On the pages of the journal attributed to Jean Laffite, the author spoke of his own temperance and how he used the drunkenness of others to obtain information from them. He also spoke disparagingly of the drunkards rolling in the streets of St. Louis in the 1840s, and he boasted that in his commune, people did not behave that way.
Anyone past a certain age begins to wonder how long he has to live. It must then be of some comfort to see that the good habits we have cultivated throughout our lives can bear fruit. The following clipping is about a man who was alleged to be 133 years old at the time of his death. He is said to have arrived at that ripe old age on a diet of bread, cheese, and butter, and he drank nothing besides milk and water. However, upon being persuaded to eat meat and drink malt liquor, he soon took ill and died. While the modern reader will probably scoff at this story, doubting both the alleged longevity of the subject and the suggestion that his demise was due to this extreme change of diet at such a ripe old age, for whatever reason this clipping was deemed worthy of keeping. It is found toward the end of the journal, and it may well have been the case that scrap-booker was not well at the time and was grasping at straws about how to prolong his life.
Many people read the paper with assiduity. They listen to the latest news and are big believers in what they are told is medical fact. Jean Laffite may have been no different, Not everything we find in the paper is true, and the parts in the health section are full of the latest medical fads, rather than sound advice.
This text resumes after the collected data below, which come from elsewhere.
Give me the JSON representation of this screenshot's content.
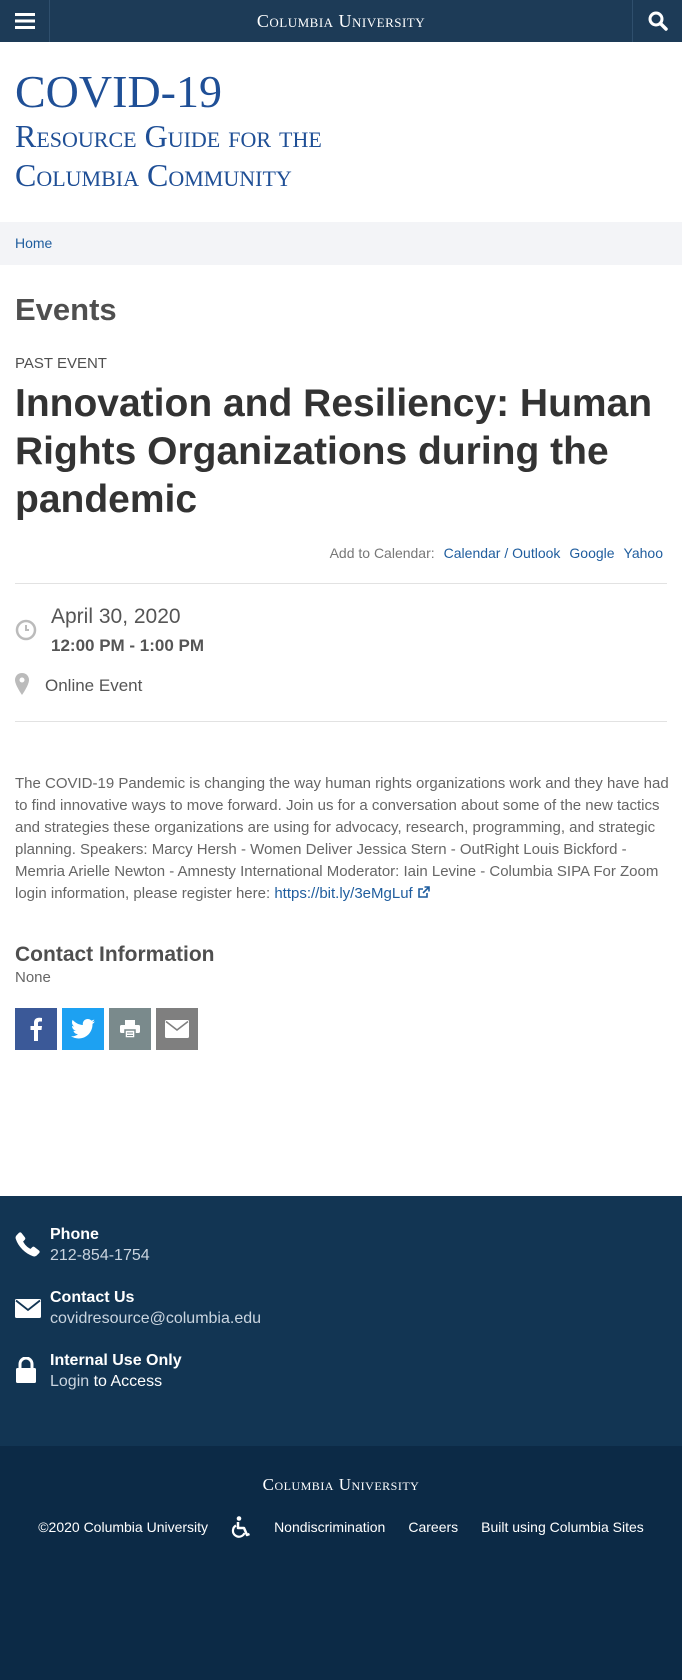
{
  "header": {
    "brand": "Columbia University"
  },
  "site": {
    "title_line1": "COVID-19",
    "title_line2": "Resource Guide for the",
    "title_line3": "Columbia Community"
  },
  "breadcrumb": {
    "home": "Home"
  },
  "page": {
    "section_title": "Events",
    "past_label": "PAST EVENT",
    "event_title": "Innovation and Resiliency: Human Rights Organizations during the pandemic"
  },
  "calendar": {
    "label": "Add to Calendar:",
    "outlook": "Calendar / Outlook",
    "google": "Google",
    "yahoo": "Yahoo"
  },
  "event": {
    "date": "April 30, 2020",
    "time": "12:00 PM - 1:00 PM",
    "location": "Online Event"
  },
  "description": {
    "text": "The COVID-19 Pandemic is changing the way human rights organizations work and they have had to find innovative ways to move forward. Join us for a conversation about some of the new tactics and strategies these organizations are using for advocacy, research, programming, and strategic planning. Speakers: Marcy Hersh - Women Deliver Jessica Stern - OutRight Louis Bickford - Memria Arielle Newton - Amnesty International Moderator: Iain Levine - Columbia SIPA For Zoom login information, please register here:",
    "link": "https://bit.ly/3eMgLuf"
  },
  "contact": {
    "heading": "Contact Information",
    "value": "None"
  },
  "colors": {
    "facebook": "#3b5998",
    "twitter": "#1da1f2",
    "print": "#7a8a8c",
    "email": "#7f7f7f",
    "navy": "#1d3b57",
    "footer": "#123553",
    "footer_bottom": "#0c2a46"
  },
  "footer": {
    "phone_label": "Phone",
    "phone_value": "212-854-1754",
    "contact_label": "Contact Us",
    "contact_value": "covidresource@columbia.edu",
    "internal_label": "Internal Use Only",
    "login_link": "Login",
    "login_suffix": " to Access",
    "brand": "Columbia University",
    "copyright": "©2020 Columbia University",
    "nondiscrimination": "Nondiscrimination",
    "careers": "Careers",
    "built": "Built using Columbia Sites"
  }
}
However, there are many people who do look for guidance in the papers, and Jean Laffite, toward the end of his life, may have been one of them.
If you want to get to know a person, looking at his reading habits can tell you quite a lot about him. No article, no matter how seemingly trivial, should be entirely ignored when trying to understand the identity and psychology of the person who compiled the scrapbook in the “Journal of Jean Laffite.”